It is estimated that one quarter of all children work in Côte d'Ivoire and eight out of 10 of them are exploited according to the government. Harmful activities include sex work, cutting down trees, burning fields, climbing trees to collect palm oil, carrying heavy loads, working as unpaid domestics or market vendors far from their families.
With a deteriorating economy and shrinking government services, more of these children end up working, says Save the Children. Country-wide the number of people living on less than US$1.25 a day has risen from 10 percent in 1985 to 49 percent in 2008, according to the World Bank.
Most children forced to sell sex to survive in Abidjan told local NGO Cavoequiva they were brought to the capital by relatives or family friends. Côte d'Ivoire, alongside many West African countries, has a long-standing practice of families sending their children to relatives in towns to be schooled or find work or apprenticeships.
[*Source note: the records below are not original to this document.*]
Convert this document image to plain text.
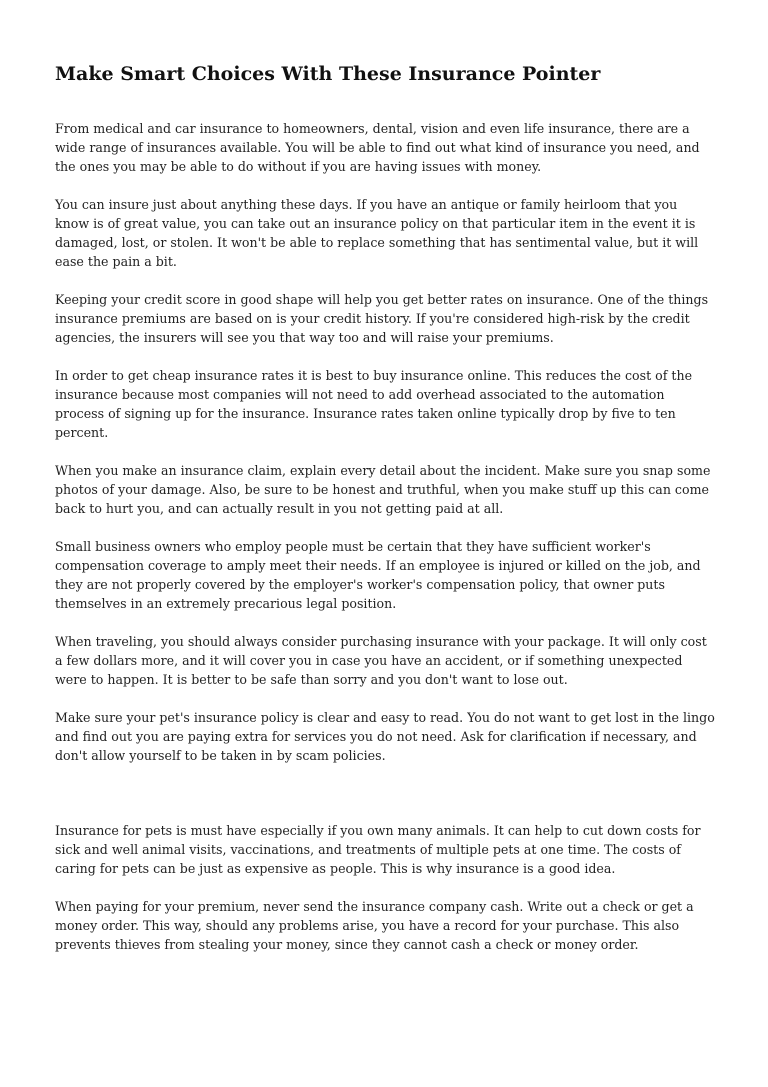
Make Smart Choices With These Insurance Pointer

From medical and car insurance to homeowners, dental, vision and even life insurance, there are a wide range of insurances available. You will be able to find out what kind of insurance you need, and the ones you may be able to do without if you are having issues with money.

You can insure just about anything these days. If you have an antique or family heirloom that you know is of great value, you can take out an insurance policy on that particular item in the event it is damaged, lost, or stolen. It won't be able to replace something that has sentimental value, but it will ease the pain a bit.

Keeping your credit score in good shape will help you get better rates on insurance. One of the things insurance premiums are based on is your credit history. If you're considered high-risk by the credit agencies, the insurers will see you that way too and will raise your premiums.

In order to get cheap insurance rates it is best to buy insurance online. This reduces the cost of the insurance because most companies will not need to add overhead associated to the automation process of signing up for the insurance. Insurance rates taken online typically drop by five to ten percent.

When you make an insurance claim, explain every detail about the incident. Make sure you snap some photos of your damage. Also, be sure to be honest and truthful, when you make stuff up this can come back to hurt you, and can actually result in you not getting paid at all.

Small business owners who employ people must be certain that they have sufficient worker's compensation coverage to amply meet their needs. If an employee is injured or killed on the job, and they are not properly covered by the employer's worker's compensation policy, that owner puts themselves in an extremely precarious legal position.

When traveling, you should always consider purchasing insurance with your package. It will only cost a few dollars more, and it will cover you in case you have an accident, or if something unexpected were to happen. It is better to be safe than sorry and you don't want to lose out.

Make sure your pet's insurance policy is clear and easy to read. You do not want to get lost in the lingo and find out you are paying extra for services you do not need. Ask for clarification if necessary, and don't allow yourself to be taken in by scam policies.

Insurance for pets is must have especially if you own many animals. It can help to cut down costs for sick and well animal visits, vaccinations, and treatments of multiple pets at one time. The costs of caring for pets can be just as expensive as people. This is why insurance is a good idea.

When paying for your premium, never send the insurance company cash. Write out a check or get a money order. This way, should any problems arise, you have a record for your purchase. This also prevents thieves from stealing your money, since they cannot cash a check or money order.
Save the Children's child protection adviser Mark Canavera told IRIN: "The practice of relatives taking care of children or using children for light, legitimate labour have changed and become more exploitative as poverty increases."
The report studies child labour practices in 18 Montagnes region in the west and in the Adjamé neighbourhood of Abidjan.
In 18 Montagnes - the country's primary cocoa-producing area - children have traditionally helped their families in the fields, partly as a means of learning how to farm, says Save the Children.
But with rural poverty increasing and cocoa prices still relatively low, farmers have to produce more to survive and are forcing children to work longer hours, the report says.
In Doutrou village, 50km from Man, capital of 18 Montagnes region, village chief Kucsa Benoila told IRIN: "When we returned to start planting we all had to work twice as hard...even now our cocoa plantations are not yet up and running again."
Local NGOs have called on international NGOS and the government to set up more care centres to support children forced to live and work on the streets.
The UN Children's Fund (UNICEF) and Save the Children recently completed a study to identify the strengths and weaknesses in Côte d'Ivoire's protection infrastructure.
Some existing government services could be extended to working children, the report suggests, such as the accelerated learning programme for children and youths whose schooling was interrupted by conflict.
Building up a wider child protective system involves improving practical services - such as medical help and care centres - economic support, for instance giving micro-credit loans to farmers, and building up the legal system, said Save the Children's Canavera, who points out that the Ministry of Families must involve other ministries.
Thus far, he said the employment and justice ministries are "showing some interest".